“Get Well Soon :)”
Once steady hands now faltering from your fall,
this hand that penned mountains, sung through ferry waters, hewn rough earth boys, their bodies taken by war as your body has taken you.
You, the kosmos, can not be taken by such human failings.
Calamus cane in hand, stand erect, your perpetual journey is still left to tramp.
Your America is orphaned without your voice, your body; without your arms to encircle her.
You shall yet whisper your secrets in my ear, leaning on my shoulder should you need it.
Comrade, let me now take your hand and show you what you have shown me.
—Jessica and Erin
“Rise o Dancers from your Courtyard Plaza”

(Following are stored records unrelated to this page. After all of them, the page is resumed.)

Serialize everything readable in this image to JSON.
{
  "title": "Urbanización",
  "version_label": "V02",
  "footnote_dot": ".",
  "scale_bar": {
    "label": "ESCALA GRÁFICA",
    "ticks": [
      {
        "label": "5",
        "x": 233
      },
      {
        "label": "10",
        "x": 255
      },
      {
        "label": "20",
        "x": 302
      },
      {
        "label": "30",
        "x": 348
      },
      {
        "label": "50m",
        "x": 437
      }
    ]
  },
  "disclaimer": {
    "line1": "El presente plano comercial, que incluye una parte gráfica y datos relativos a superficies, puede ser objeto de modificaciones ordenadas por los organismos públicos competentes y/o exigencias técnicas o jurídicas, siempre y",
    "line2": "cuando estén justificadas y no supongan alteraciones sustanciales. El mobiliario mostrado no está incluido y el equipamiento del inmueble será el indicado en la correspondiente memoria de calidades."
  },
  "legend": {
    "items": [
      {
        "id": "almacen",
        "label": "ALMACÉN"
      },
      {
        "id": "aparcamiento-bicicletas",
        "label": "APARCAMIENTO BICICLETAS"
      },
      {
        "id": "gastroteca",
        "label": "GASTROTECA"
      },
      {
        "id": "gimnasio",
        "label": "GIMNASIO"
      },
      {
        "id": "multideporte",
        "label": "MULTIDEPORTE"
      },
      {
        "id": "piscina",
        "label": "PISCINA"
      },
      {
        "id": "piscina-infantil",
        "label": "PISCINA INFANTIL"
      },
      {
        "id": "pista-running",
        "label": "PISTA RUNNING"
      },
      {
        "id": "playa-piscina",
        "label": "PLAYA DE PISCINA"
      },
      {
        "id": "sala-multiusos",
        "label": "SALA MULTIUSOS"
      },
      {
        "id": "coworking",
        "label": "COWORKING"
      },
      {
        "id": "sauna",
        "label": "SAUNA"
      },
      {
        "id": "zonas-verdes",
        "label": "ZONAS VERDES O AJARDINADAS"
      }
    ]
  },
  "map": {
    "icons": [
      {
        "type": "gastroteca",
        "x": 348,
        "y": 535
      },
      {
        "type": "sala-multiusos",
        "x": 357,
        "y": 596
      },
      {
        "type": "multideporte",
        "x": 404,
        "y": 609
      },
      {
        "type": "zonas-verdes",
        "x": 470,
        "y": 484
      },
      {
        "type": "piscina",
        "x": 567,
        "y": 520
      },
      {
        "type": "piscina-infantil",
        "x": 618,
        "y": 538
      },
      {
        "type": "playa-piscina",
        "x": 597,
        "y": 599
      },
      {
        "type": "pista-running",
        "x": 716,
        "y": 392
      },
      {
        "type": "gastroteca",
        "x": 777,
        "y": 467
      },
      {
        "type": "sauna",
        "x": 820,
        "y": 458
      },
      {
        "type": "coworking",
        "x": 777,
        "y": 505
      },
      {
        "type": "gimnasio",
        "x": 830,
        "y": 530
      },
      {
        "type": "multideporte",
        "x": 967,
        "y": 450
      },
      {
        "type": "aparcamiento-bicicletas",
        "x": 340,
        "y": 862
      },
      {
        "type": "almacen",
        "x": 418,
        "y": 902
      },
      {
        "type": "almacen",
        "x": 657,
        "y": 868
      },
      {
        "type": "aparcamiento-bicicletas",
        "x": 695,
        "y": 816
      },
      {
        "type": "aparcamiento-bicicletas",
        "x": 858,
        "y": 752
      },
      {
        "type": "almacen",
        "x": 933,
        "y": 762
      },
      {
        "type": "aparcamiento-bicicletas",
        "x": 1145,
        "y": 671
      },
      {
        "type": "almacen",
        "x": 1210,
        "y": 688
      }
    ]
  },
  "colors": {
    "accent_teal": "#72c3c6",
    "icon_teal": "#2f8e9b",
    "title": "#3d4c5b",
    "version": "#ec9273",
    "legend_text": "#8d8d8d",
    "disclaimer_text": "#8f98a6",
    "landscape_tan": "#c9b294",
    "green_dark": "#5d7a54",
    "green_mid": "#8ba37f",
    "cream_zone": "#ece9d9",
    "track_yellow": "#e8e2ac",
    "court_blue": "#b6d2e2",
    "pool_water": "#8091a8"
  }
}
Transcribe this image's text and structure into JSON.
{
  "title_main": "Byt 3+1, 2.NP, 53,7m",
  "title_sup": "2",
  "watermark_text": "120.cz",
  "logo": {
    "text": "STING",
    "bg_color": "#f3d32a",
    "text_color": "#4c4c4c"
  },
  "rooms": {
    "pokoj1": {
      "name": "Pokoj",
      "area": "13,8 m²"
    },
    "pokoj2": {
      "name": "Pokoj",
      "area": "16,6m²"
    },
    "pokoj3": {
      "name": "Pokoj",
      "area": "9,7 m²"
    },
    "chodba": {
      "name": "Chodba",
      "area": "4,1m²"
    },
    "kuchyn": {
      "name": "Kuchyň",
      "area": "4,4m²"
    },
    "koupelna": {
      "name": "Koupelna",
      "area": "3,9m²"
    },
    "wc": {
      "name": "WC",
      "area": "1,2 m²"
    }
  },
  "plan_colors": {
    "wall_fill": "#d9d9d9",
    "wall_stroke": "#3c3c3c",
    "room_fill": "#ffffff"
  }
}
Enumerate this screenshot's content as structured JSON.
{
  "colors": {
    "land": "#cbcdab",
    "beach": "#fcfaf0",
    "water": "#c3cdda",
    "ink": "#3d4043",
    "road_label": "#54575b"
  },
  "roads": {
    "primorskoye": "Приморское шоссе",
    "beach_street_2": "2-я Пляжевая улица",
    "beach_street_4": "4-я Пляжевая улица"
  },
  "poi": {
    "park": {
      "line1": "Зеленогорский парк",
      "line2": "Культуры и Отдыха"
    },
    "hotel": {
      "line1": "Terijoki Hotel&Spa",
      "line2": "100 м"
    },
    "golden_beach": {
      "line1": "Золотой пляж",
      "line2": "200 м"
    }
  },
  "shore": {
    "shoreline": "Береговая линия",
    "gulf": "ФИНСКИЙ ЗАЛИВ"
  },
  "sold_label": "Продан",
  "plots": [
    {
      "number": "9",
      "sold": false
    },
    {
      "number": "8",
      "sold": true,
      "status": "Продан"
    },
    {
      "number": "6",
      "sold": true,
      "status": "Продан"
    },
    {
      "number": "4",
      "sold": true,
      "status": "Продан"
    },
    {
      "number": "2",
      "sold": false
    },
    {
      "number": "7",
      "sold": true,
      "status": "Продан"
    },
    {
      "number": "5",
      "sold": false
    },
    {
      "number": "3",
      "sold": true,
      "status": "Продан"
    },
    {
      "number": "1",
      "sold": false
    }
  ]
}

Rise o dancers from your courtyard plaza, till you stomping, snapping, spin,
Sidelong my eyes devoured what your practice gave me,
Long I roamed the streets of DC, long I watched the rain pouring,
I traveled Walt Whitman Way and slept in the seats of Ford’s Theatre, I crossed the streets, I jumped the puddles,
I descended to the secret tunnel and sail’d out to the Metro,
I sailed through the storm, I was soaked by the storm,
I watched with joy Chelsea threatening Sam
I mark’d the water lines where puddles splashed so high,
I heard the wind piping, I saw the black clouds,
Saw from afar what thrilled and moonwalked (O hilarious! O ridiculous as my heart, and
corny!)
Heard the continuous beat as it bellowed over the car horns.
—Brendon and Sam K.
“O Wondrous Washington!”
O wondrous Washington!
City of rain and wind,
You drench us in amorous drops;
Our limbs move weary in recycled steps—
O wretched limbs!
Let us deliciously journey
And see your scribbled ink,
And feel the buzz of your presence,
And read the immortal words,
And rattle our frames with splendid, tattered images,
And depart limp and satiated.
O to find you and taste fully of your knowledge!
Wet lips, wet shoes, wet hair—
Wondrous, enriched fatigue.
–Allison and Sarah
On Sunken Road I heard the calls of soldiers past—
O, Sergeant Richard Kirkland, you cradle one, my brother comrade, I could have sworn you were an angel watching me from your periphery, adoring.
It being the real, still-standing portion of the wall, I imagine the sons of the nation, and also the daughters, facing each other, their hearts join’d as joints of a wall by perforation;
Limbs erect as the rifles readied by their masters to unroot the Calamus,
I walk’d the gravel path with Kirkland, Lee, Whitman—fearless of intolerant rebels who might flank the figures of my mind:
White opposition approaches—a different union entire.
—Meghan, Virginia, and Natalie
I sing the now-pav’d road which underneath my soles spanned the nubbed monument to the beds of delicate soldiers,
Where my callous hands soothed wounds from a war of brother against brother,
The road, infinite, wandering past Georgetown and the Potomac and the garbage eating pigs
And the mud and Andrew Jackson airing laundry and the doors of Saint John’s church looking out onto the White Mansion and the canals, and the old warriors walking five stories for one month’s check, and the theatre where my brother, my comrade, fell and spoke no more
Oh road now pav’d over blood! Pav’d over me! I trod your streets once known in dirt
you conceal me, can I learn your roads once more?